Conventional wisdom has it that when people talk, the direction of their eye movements reveals whether or not they're lying. A glance up and to the left supposedly means a person is telling the truth, whereas a glance to the upper right signals deceit. However, new research thoroughly debunks these notions. As it turns out, you can't smell a liar by where he looks.
Researchers in the United Kingdom investigated the alleged correlation between eye direction and lying after realizing it was being taught in behavioral training courses, seminars and on the Web without the support of a shred of scientific evidence. The idea has its roots in a largely discredited 1970s theory called Neuro-Linguistic Programming, a set of techniques intended to help people master social interactions.

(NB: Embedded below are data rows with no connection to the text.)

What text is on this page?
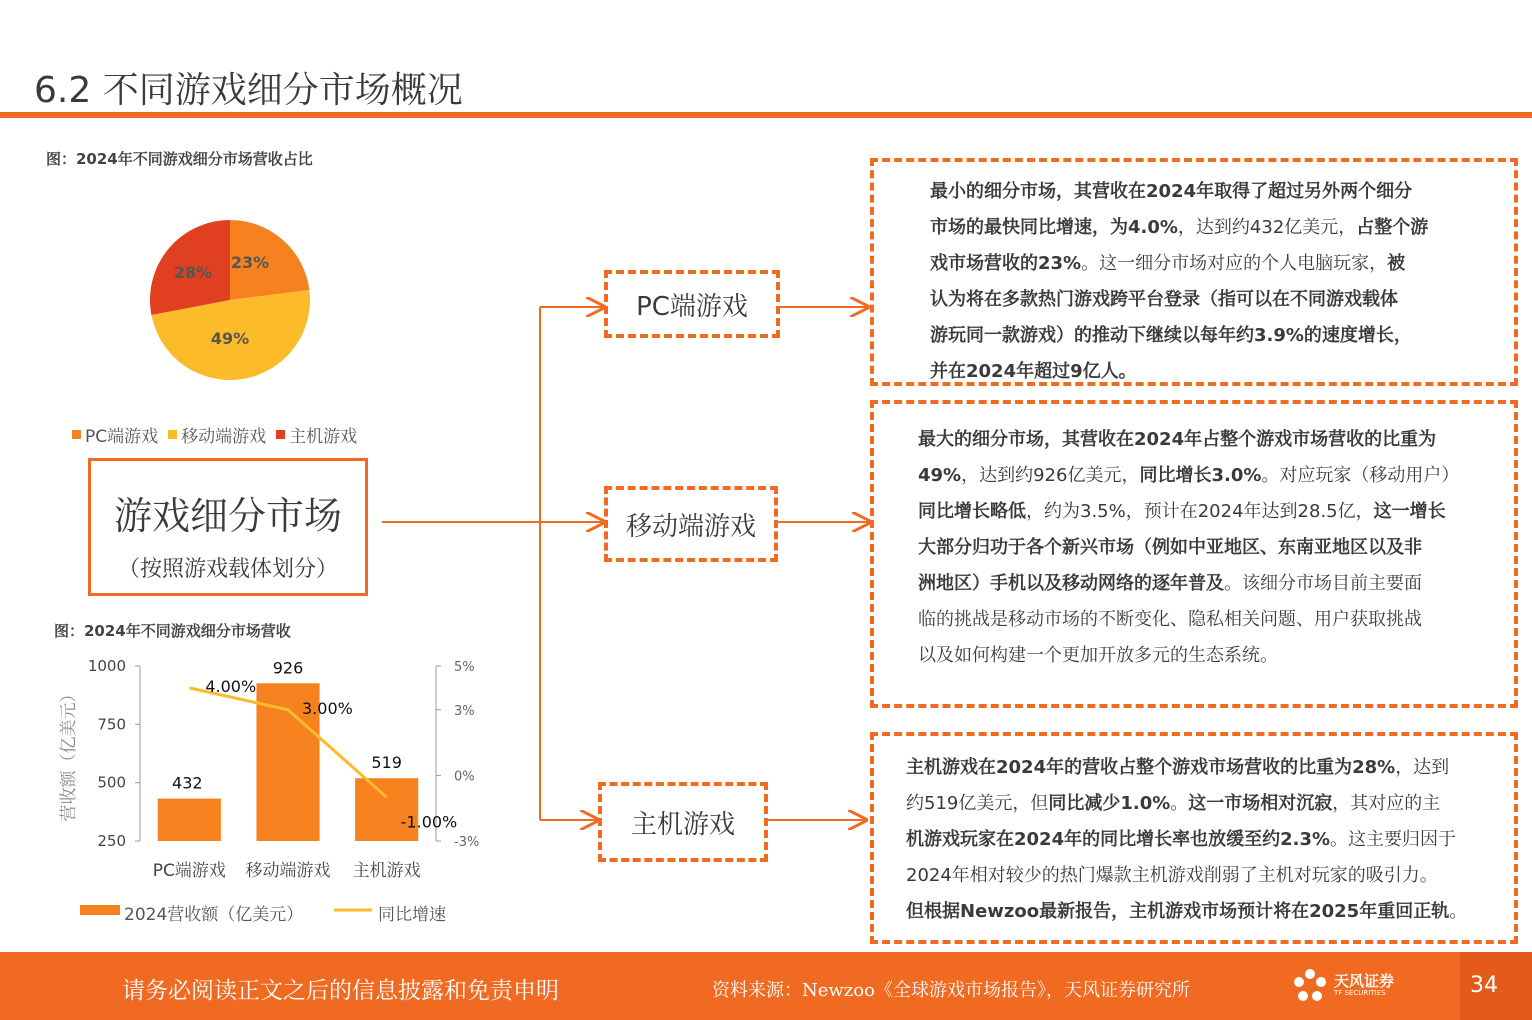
6.2 不同游戏细分市场概况
图：2024年不同游戏细分市场营收占比
23%
49%
28%
PC端游戏 移动端游戏 主机游戏
游戏细分市场
（按照游戏载体划分）
PC端游戏
移动端游戏
主机游戏
最小的细分市场，其营收在2024年取得了超过另外两个细分
市场的最快同比增速，为4.0%，达到约432亿美元，占整个游
戏市场营收的23%。这一细分市场对应的个人电脑玩家，被
认为将在多款热门游戏跨平台登录（指可以在不同游戏载体
游玩同一款游戏）的推动下继续以每年约3.9%的速度增长，
并在2024年超过9亿人。
最大的细分市场，其营收在2024年占整个游戏市场营收的比重为
49%，达到约926亿美元，同比增长3.0%。对应玩家（移动用户）
同比增长略低，约为3.5%，预计在2024年达到28.5亿，这一增长
大部分归功于各个新兴市场（例如中亚地区、东南亚地区以及非
洲地区）手机以及移动网络的逐年普及。该细分市场目前主要面
临的挑战是移动市场的不断变化、隐私相关问题、用户获取挑战
以及如何构建一个更加开放多元的生态系统。
主机游戏在2024年的营收占整个游戏市场营收的比重为28%，达到
约519亿美元，但同比减少1.0%。这一市场相对沉寂，其对应的主
机游戏玩家在2024年的同比增长率也放缓至约2.3%。这主要归因于
2024年相对较少的热门爆款主机游戏削弱了主机对玩家的吸引力。
但根据Newzoo最新报告，主机游戏市场预计将在2025年重回正轨。
图：2024年不同游戏细分市场营收
250
500
750
1000
-3%
0%
3%
5%
营收额（亿美元）	432
PC端游戏
926
移动端游戏
519
主机游戏
4.00%
3.00%
-1.00%
2024营收额（亿美元）	同比增速
请务必阅读正文之后的信息披露和免责申明	资料来源：Newzoo《全球游戏市场报告》，天风证券研究所	天风证券
TF SECURITIES	34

In one experiment, the scientists monitored the leftward and rightward glances of 32 study participants as they told a mix of truths and falsehoods. The participants — all of whom were right-handed, in case eye movements are reversed in lefties — were equally likely to glance upward and to the right and upward and to the left, regardless of whether they were lying or telling the truth.
In a second experiment, the researchers found that a group of 25 participants who were informed of the alleged relationship between eye movements and lying were no better at detecting lies than a second group of 25 participants who were not taught the rule of thumb. [How to Pass a Lie Detector Test]
Finally, in a third experiment, the researchers investigated a video archive of 52 individuals making public pleas on behalf of missing relatives, half of whom are known to have been lying (based on the outcomes of the cases) and the other half, found to have been telling the truth. When the researchers tallied the number of upper-left and upper-right glances among the speakers, there was, again, no difference between the directions of the liars' and truth-tellers' eye movements.
"Our research provides no support for the idea [that certain eye movements are a sign of lying] and so suggests that it is time to abandon this approach to detecting deceit," said study co-author Caroline Watt of the University of Edinburgh in a press release.
The researchers have detailed their findings in a new paper published on July 11 in the journal PLoS ONE.